Joe Malkevitch recently asked me: which polycubes have planar graphs?

By a polycube, I mean a set of unit cubes in the three-dimensional integer lattice whose dual graph (with vertices for cubes and edges for cubes that share a square with each other) is connected; Malkevitch had a more restrictive definition in mind in which the boundary of the union of the cubes is a connected manifold, but that turns out not to make a difference for this problem. The graph of a polycube is formed by the vertices and edges of the cubes in this set.

The answer turns out to be: the polycubes that have a tree-like structure that can be formed by adding cubes one at a time, at each step adding a cube that touches the previous cubes in exactly one of its squares.

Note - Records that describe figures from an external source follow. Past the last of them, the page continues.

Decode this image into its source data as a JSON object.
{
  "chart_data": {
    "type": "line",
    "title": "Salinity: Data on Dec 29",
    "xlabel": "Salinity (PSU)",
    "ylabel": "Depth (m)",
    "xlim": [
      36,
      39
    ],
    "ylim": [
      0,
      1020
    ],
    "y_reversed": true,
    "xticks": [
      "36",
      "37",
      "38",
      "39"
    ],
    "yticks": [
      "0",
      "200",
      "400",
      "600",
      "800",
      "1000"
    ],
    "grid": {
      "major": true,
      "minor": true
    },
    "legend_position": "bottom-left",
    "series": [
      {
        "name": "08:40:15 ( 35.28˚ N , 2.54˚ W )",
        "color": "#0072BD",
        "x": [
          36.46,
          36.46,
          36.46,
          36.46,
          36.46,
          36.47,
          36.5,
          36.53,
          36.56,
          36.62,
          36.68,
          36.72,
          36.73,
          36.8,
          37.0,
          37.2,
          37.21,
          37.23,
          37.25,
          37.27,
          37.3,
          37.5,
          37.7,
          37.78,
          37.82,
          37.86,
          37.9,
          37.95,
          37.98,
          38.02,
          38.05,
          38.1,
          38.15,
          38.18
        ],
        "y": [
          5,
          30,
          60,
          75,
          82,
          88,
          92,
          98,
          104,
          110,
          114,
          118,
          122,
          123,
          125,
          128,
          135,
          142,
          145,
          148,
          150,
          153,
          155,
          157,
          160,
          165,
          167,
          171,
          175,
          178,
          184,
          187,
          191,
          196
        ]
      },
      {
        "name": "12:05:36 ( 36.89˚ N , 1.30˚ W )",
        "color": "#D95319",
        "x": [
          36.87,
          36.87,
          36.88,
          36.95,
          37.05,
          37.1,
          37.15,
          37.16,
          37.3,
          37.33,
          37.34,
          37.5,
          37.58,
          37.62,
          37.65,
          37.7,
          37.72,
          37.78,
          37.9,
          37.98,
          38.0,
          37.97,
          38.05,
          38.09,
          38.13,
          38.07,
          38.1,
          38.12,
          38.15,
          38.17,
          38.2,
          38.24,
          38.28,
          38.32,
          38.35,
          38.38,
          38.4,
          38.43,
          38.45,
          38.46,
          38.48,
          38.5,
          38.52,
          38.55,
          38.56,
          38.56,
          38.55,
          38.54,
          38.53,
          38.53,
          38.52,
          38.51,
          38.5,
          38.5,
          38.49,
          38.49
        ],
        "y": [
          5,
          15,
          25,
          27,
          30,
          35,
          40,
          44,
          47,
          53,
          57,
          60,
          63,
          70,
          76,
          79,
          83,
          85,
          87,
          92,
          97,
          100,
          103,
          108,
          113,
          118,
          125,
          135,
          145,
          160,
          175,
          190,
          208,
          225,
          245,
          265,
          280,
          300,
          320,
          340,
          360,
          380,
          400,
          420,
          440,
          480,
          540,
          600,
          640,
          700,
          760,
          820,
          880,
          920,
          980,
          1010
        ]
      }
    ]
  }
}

One direction is easy: if you add cubes in this way, you end up changing the graph by replacing a quadrilateral face by five quadrilaterals, which preserves planarity.

In the other direction, suppose you have a polycube that cannot be constructed in this way, and build it up by adding cubes one at a time in a preorder traversal of a spanning tree of the dual graph. At some point, you will add a cube $$c$$ that is adjacent not only to its parent $$p$$ in the tree, but to some other part of the already-constructed polycube. If you contract the parts of $$c$$ and $$p$$ that are not on their shared square, and contract the path in the polycube connecting those parts, you can get a $$K_{3,3}$$ graph minor out of the graph of the polycube, showing that it must be nonplanar.

The same question is also interesting when you ask about the graph of the boundary of the polycube, but it has a simpler answer: if the boundary is connected, then it is planar if and only if the polycube is a topological ball.